Un impressionnant éboulement s'est produit ce mercredi 23 août en-dessous de l'Aiguille du Midi, près de Chamonix (Haute-Savoie) et fait suite à plusieurs autres chutes de pierres ces derniers jours, en plein épisode de canicule. Pour le géomorphologue Ludovic Ravanel, la multiplication de ces éboulements est un symptôme du réchauffement climatique.
Des fortes chaleurs jusqu'au pied même du toit de l'Europe occidentale. La canicule, qui s'est installée depuis plusieurs jours dans les Alpes du Nord, et les températures record de ces derniers jours ont provoqué d'importants éboulements dans le massif du Mont-Blanc.

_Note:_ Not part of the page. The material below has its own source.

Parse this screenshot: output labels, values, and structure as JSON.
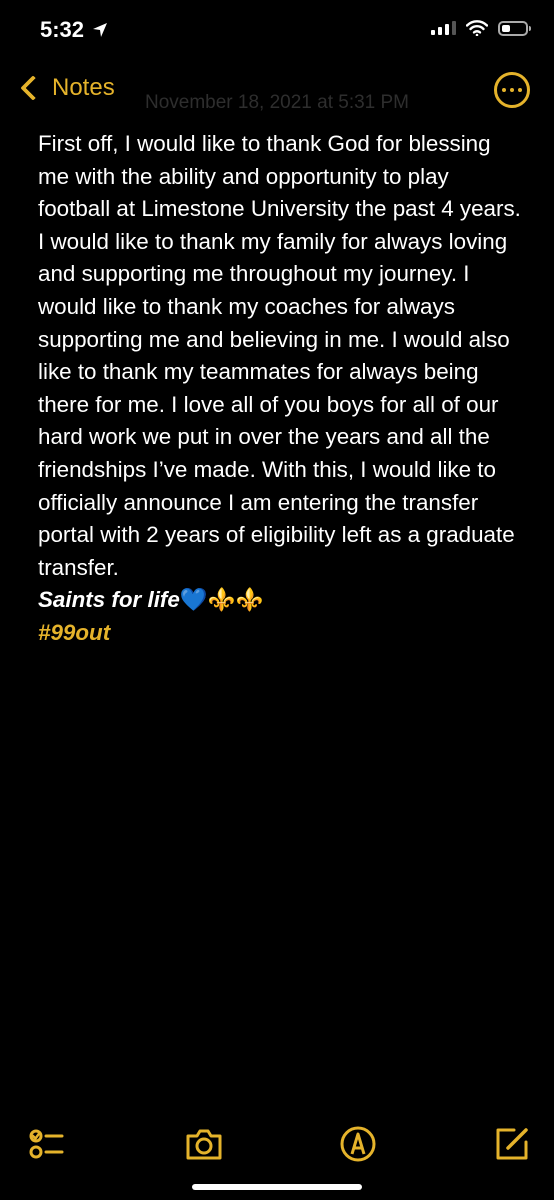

Ce mercredi 23 août, une chute de pierres de près de 20 000 mètres cubes a eu lieu dans la face nord de l'Aiguille du Midi, sous la station du téléphérique. L'éboulement a engendré un impressionnant nuage de poussières, qui s'est diffusé dans la vallée de Chamonix.

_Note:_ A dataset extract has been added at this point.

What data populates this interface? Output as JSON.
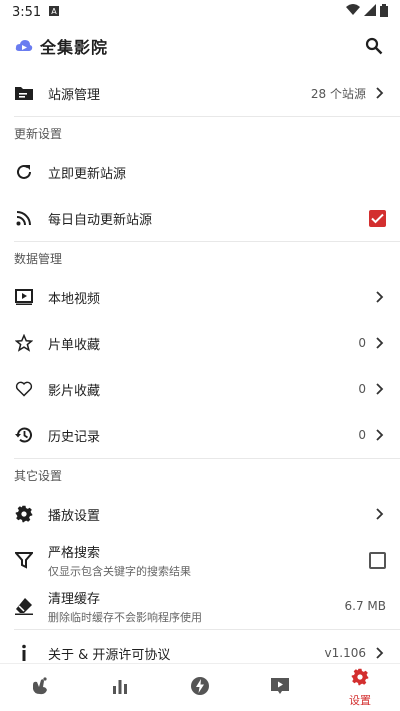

"C'était tellement gros qu'on le voyait depuis notre bureau", confie un gendarme du Peloton de gendarmerie de haute-montagne (PGHM) de Chamonix. Par chance, les sauveteurs n'ont pas eu à s'employer ce mercredi : le secteur était désert et aucune alerte n'a été lancée.
Des éboulements en série
Ces scènes se répètent ces derniers jours dans le massif du Mont-Blanc. Quelques heures après l'éboulement de l'Aiguille du Midi, une autre chute de pierres s'est déroulée sous l'Aiguille Verte, selon Ludovic Ravanel, géomorphologue et spécialiste de l'évolution des milieux de haute montagne. Là non plus, sans conséquence dramatique.

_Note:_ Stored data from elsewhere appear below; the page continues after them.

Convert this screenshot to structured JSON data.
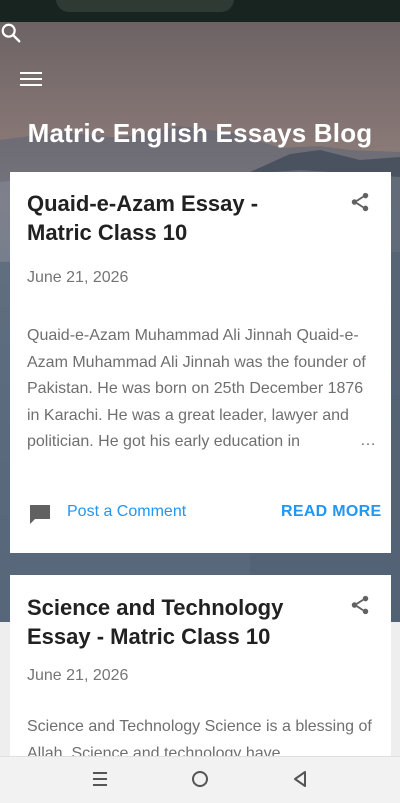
{
  "header": {
    "blog_title": "Matric English Essays Blog",
    "menu_icon": "hamburger-menu-icon",
    "search_icon": "search-icon"
  },
  "posts": [
    {
      "title": "Quaid-e-Azam Essay - Matric Class 10",
      "date": "June 21, 2026",
      "snippet": " Quaid-e-Azam Muhammad Ali Jinnah Quaid-e-Azam Muhammad Ali Jinnah was the founder of Pakistan. He was born on 25th December 1876 in Karachi. He was a great leader, lawyer and politician. He got his early education in",
      "ellipsis": "…",
      "comment_label": "Post a Comment",
      "read_more_label": "READ MORE"
    },
    {
      "title": "Science and Technology Essay - Matric Class 10",
      "date": "June 21, 2026",
      "snippet": " Science and Technology Science is a blessing of Allah. Science and technology have"
    }
  ],
  "colors": {
    "accent": "#2196f3",
    "title_text": "#212121",
    "muted_text": "#757575"
  }
}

Deux jours plus tôt, d'importantes chutes de pierres ont été filmées dans le couloir du Goûter, un lieu connu dans l'ascension du mont Blanc pour ses fréquents éboulements.
Cette situation a poussé la préfecture du département à appeler à la plus grande prudence. Ce lundi 21 août, elle avait notamment conseillé aux alpinistes, qui prévoyaient l'ascension du mont Blanc par la voie normale, de reporter leur tentative.
Les éboulements ne se limitent pas au simple massif du Mont-Blanc. Un autre éboulement a eu lieu lundi dans le massif des Ecrins, dans le vallon de Celse Nière. Depuis, l'accès au secteur est déconseillé et les refuges du Sélé et du Pelvoux ont été évacués.
Le dégel du permafrost en cause
Pour le géomorphologue, ces événements sont amenés à se reproduire davantage au cours des prochaines années : "Ça va encore s'intensifier. On voit déjà des éboulements de plusieurs millions de mètres cubes dans l'arc alpin chaque année. Comme en Autriche ou en Suisse cet été. Ce sont des éboulements qu'on ne voyait que très rarement il y a une trentaine d'années", observe-t-il.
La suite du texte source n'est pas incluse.